Short-Term Power Load Forecasting Based on DE-IHHO Optimized BiLSTM

Accurate short-term power load forecasting is the key to determining the grid company's dispatch plan and system operation mode. Aiming at the problem of low prediction accuracy due to the difficulty in selecting hyperparameters of BiLSTM, a hybrid parallel Harris hawk optimization algorithm (DE-IHHO) is proposed to choose the optimal hyperparameters of BiLSTM to improve the prediction accuracy of the model. In this paper, several load forecasting models are tested and BiLSTM with better performance is chosen as the baseline model. Aiming to solve the problem of the complex selection of hyperparameters for BiLSTM, the Harris Hawk Optimization (HHO) algorithm is used to obtain better hyperparameter combinations and improve prediction accuracy.
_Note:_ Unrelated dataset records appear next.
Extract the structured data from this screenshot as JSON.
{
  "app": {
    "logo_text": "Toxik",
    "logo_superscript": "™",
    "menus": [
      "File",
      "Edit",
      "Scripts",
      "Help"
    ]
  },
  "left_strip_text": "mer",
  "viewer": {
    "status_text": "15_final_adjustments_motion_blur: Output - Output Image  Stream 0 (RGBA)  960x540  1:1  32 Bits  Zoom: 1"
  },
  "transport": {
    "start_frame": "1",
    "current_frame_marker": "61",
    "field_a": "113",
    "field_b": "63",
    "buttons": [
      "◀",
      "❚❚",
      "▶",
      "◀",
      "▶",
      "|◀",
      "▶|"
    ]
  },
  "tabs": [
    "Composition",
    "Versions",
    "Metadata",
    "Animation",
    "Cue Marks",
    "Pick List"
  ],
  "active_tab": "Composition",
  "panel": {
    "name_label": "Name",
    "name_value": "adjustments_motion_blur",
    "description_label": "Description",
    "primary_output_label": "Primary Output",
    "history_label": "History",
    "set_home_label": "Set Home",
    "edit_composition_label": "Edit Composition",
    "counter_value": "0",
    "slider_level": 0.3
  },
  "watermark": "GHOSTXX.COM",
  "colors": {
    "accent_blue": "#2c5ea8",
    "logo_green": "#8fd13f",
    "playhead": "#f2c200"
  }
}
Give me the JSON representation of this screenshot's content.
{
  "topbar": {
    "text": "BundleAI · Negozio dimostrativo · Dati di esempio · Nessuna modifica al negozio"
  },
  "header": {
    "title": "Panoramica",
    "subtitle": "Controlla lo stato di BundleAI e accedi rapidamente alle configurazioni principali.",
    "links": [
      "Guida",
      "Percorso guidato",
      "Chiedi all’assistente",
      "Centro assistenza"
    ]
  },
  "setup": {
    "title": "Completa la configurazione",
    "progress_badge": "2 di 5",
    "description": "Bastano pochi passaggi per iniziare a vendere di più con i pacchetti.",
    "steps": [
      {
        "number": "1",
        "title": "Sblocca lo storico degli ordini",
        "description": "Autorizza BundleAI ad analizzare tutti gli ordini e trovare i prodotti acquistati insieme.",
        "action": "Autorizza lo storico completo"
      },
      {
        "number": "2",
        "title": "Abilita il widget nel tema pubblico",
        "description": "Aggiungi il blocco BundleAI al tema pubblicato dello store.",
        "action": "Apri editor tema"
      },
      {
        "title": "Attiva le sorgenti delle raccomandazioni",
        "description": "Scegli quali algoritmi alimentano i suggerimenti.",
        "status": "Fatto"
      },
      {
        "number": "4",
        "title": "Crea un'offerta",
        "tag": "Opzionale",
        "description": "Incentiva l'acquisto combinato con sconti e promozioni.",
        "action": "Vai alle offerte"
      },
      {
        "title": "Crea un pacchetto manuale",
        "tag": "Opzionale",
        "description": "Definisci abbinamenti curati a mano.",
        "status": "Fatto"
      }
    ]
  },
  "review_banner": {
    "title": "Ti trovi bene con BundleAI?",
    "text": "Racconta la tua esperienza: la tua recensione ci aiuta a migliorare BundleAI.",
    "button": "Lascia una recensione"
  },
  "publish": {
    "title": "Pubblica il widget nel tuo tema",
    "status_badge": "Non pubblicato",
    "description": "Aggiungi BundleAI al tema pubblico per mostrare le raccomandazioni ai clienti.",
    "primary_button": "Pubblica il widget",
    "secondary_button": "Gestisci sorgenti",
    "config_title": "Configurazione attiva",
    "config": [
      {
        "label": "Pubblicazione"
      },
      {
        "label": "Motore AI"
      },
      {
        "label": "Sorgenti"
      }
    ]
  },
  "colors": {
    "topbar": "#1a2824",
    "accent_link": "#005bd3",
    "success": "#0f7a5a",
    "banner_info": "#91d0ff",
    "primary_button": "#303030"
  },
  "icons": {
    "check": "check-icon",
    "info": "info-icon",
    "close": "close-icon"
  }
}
To further explore the optimal hyperparameter combinations of BiLSTM, running in parallel with differential evolutionary algorithm (DE) to enhance the search diversity, adopting chaotic dyadic learning strategy and mutation operation strategy to improve the global search capability of HHO, and finally smoothing the optimal solution to reduce the influence of abnormal solutions. The results show that the convergence speed and optimization ability of DE-IHHO are significantly improved, and the BiLSTM optimized in this way improves considerably in all three metrics of MAE, MAPE, and RMSE, proving this prediction model's effectiveness.